PORT-AU-PRINCE: The US and Colombia said yesterday they will send law enforcement and intelligence officials to help Haiti following the assassination of President Jovenel Moise and arrests of their nationals by Haitian authorities.
The US will send federal law enforcement officers to Haiti as soon as possible, the White House said yesterday, adding that strengthening Haitian capacity for law enforcement remains a key US priority.
Officers from the FBI and Department of Homeland Security will be involved, White House press secretary Jen Psaki said. “Our assistance is to help the people of Haiti and to help them get through a very challenging time,” Psaki said.
The head of Colombia’s national intelligence directorate and the intelligence director for the national police will also travel to Haiti with Interpol to help with investigations, Colombian President Ivan Duque said yesterday.

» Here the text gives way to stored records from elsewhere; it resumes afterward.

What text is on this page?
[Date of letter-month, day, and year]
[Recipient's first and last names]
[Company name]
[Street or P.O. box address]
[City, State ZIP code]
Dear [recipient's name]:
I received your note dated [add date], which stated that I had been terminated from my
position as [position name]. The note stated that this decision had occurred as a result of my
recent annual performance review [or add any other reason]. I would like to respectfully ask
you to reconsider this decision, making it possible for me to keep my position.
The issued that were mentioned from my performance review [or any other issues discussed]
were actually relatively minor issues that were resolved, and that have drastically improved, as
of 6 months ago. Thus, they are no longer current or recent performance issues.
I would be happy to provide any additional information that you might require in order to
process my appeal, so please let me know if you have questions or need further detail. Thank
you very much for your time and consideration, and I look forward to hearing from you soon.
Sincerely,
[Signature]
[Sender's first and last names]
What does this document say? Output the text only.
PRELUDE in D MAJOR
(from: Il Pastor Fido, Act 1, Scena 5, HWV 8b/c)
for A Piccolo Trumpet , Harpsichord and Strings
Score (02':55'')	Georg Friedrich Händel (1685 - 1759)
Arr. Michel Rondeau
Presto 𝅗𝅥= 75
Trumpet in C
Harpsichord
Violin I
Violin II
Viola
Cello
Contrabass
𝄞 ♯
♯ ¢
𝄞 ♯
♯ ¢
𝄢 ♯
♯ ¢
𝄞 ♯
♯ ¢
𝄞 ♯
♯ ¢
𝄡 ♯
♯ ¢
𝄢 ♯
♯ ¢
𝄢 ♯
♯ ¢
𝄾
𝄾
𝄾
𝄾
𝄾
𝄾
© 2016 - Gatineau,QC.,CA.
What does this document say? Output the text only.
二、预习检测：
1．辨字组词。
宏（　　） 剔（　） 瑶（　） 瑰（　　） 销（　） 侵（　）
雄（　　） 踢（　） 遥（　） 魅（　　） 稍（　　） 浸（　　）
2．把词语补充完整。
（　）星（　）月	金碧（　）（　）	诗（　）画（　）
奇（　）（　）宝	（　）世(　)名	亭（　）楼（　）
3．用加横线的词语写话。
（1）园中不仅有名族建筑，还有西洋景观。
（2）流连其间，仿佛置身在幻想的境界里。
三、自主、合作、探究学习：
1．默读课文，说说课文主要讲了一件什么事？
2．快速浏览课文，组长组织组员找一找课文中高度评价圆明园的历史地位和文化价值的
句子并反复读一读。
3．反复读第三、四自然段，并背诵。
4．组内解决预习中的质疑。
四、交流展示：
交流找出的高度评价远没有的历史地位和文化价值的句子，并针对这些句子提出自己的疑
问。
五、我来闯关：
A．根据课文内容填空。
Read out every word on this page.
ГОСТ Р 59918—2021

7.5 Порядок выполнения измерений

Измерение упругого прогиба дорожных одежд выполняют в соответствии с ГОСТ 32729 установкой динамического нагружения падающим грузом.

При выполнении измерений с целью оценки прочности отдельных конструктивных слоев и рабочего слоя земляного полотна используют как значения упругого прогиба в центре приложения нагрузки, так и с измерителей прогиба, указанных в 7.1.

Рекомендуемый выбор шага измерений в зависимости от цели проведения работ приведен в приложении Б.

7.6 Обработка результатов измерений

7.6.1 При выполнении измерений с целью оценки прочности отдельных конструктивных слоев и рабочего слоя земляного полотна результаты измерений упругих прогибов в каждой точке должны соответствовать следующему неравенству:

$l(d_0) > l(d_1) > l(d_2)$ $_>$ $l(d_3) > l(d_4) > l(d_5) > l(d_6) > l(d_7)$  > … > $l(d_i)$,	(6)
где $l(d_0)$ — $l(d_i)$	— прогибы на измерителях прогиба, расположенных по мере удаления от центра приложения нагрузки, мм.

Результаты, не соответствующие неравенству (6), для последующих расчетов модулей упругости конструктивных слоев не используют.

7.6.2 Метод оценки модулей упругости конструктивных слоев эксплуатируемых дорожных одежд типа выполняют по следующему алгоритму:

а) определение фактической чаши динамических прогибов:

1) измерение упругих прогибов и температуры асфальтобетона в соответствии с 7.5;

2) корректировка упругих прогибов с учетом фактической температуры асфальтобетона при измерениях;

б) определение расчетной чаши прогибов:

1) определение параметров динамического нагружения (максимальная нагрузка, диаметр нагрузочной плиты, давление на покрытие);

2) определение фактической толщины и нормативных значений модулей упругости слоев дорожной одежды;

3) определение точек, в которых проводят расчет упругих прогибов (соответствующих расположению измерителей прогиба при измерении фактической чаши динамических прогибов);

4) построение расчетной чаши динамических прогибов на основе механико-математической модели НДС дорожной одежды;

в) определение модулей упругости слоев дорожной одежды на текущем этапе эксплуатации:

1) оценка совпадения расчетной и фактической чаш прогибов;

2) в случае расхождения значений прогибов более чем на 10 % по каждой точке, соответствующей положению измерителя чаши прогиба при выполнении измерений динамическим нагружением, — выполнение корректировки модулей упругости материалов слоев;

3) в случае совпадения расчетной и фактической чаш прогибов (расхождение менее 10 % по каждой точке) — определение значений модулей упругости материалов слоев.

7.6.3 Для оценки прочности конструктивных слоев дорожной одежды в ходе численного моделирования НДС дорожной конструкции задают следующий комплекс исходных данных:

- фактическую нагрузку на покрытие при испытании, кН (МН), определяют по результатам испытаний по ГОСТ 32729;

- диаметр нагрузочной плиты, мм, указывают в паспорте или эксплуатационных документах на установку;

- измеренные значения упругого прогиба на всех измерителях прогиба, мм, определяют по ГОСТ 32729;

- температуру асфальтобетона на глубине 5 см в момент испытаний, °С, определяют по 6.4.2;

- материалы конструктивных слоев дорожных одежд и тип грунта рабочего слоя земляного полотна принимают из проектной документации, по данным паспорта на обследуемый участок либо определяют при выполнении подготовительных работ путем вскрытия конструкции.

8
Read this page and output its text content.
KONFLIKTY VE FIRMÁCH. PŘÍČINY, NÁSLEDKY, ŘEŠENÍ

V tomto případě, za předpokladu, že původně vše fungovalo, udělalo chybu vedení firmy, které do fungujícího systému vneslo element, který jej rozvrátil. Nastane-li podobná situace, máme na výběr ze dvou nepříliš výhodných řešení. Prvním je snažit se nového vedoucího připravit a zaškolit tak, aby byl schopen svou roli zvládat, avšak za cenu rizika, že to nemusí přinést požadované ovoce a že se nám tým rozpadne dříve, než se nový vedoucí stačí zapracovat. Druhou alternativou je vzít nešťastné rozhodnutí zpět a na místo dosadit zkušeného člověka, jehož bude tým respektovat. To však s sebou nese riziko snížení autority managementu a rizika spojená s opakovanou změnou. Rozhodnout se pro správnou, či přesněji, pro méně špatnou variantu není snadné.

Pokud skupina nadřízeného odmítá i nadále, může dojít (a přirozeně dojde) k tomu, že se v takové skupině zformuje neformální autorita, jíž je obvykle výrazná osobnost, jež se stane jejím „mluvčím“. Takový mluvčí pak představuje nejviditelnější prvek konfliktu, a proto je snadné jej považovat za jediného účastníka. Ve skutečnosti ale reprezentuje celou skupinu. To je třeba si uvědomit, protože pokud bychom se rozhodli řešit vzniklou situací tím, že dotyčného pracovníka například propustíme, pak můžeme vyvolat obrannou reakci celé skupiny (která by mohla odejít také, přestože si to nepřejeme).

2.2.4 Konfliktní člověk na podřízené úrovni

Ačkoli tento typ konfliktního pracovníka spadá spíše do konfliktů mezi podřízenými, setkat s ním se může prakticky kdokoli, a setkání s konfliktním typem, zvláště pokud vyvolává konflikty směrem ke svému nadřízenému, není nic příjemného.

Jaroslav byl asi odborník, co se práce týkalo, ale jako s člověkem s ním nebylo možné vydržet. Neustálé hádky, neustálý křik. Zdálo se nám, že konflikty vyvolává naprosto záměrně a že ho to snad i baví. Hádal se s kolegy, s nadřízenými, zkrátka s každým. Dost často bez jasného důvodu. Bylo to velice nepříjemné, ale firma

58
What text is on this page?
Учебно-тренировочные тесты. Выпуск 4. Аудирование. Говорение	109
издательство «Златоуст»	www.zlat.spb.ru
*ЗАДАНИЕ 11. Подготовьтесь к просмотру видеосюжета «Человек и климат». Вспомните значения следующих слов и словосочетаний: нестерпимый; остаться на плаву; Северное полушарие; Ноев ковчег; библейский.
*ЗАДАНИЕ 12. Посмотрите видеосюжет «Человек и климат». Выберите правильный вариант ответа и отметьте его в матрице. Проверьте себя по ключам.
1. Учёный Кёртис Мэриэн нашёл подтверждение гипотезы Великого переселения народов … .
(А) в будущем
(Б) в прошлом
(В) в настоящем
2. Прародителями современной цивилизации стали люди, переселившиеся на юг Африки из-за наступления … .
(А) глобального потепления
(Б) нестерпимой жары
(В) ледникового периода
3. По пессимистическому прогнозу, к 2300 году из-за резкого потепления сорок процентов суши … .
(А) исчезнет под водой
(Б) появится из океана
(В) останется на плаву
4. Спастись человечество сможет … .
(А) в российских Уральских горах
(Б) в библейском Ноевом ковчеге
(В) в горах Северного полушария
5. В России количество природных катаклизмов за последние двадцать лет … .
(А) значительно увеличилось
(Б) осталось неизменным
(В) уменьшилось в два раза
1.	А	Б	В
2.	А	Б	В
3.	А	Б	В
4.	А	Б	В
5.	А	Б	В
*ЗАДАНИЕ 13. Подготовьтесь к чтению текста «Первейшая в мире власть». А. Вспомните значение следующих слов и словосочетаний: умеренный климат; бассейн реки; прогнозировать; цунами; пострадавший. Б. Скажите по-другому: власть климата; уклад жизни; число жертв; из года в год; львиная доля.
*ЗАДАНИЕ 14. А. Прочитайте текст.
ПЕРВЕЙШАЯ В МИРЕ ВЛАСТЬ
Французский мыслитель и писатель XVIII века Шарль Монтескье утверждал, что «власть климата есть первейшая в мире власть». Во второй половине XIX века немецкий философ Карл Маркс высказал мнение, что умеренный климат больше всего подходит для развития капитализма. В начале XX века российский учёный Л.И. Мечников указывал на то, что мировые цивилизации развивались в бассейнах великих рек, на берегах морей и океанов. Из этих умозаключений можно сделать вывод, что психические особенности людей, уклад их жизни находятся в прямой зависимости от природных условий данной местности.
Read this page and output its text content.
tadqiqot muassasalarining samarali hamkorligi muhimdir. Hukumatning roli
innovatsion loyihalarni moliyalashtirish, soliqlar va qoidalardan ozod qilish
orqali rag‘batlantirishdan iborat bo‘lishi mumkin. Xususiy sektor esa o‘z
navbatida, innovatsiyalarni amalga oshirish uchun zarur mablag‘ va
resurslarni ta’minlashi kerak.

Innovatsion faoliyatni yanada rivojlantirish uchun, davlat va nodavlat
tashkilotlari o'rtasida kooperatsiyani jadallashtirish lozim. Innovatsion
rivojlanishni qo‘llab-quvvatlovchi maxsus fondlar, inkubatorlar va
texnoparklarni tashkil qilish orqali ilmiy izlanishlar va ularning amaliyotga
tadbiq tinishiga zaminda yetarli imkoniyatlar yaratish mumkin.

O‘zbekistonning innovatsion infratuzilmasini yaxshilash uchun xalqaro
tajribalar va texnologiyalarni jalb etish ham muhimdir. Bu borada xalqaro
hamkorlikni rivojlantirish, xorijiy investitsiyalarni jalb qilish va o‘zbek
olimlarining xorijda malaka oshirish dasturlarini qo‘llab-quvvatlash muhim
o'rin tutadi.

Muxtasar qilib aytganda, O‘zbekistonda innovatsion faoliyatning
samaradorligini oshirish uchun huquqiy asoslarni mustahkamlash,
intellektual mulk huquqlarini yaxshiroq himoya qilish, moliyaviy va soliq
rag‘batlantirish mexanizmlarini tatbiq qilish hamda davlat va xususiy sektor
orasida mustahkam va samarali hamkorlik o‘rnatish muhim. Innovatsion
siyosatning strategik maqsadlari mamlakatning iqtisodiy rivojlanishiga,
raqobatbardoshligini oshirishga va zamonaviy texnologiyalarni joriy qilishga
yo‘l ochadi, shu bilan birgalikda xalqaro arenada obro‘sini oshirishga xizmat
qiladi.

“We offer all possible help to find out the truth about the material and intellectual perpetrators of the assassination,” Duque wrote on Twitter, saying he had just spoken on the phone with Haitian interim Prime Minister Claude Joseph.
Colombian security sources said yesterday that several Colombians believed to be part of the commando unit that assassinated Moise in his home in the early hours of Wednesday had spent more than a month in Haiti before the killing, after entering via the neighboring Dominican Republic.
Police in Haiti said the assassination was carried out by a squad of 26 Colombian and two Haitian-American mercenaries. The two Haitian Americans were identified as James Solages, 35, and Joseph Vincent, 55, both from Florida.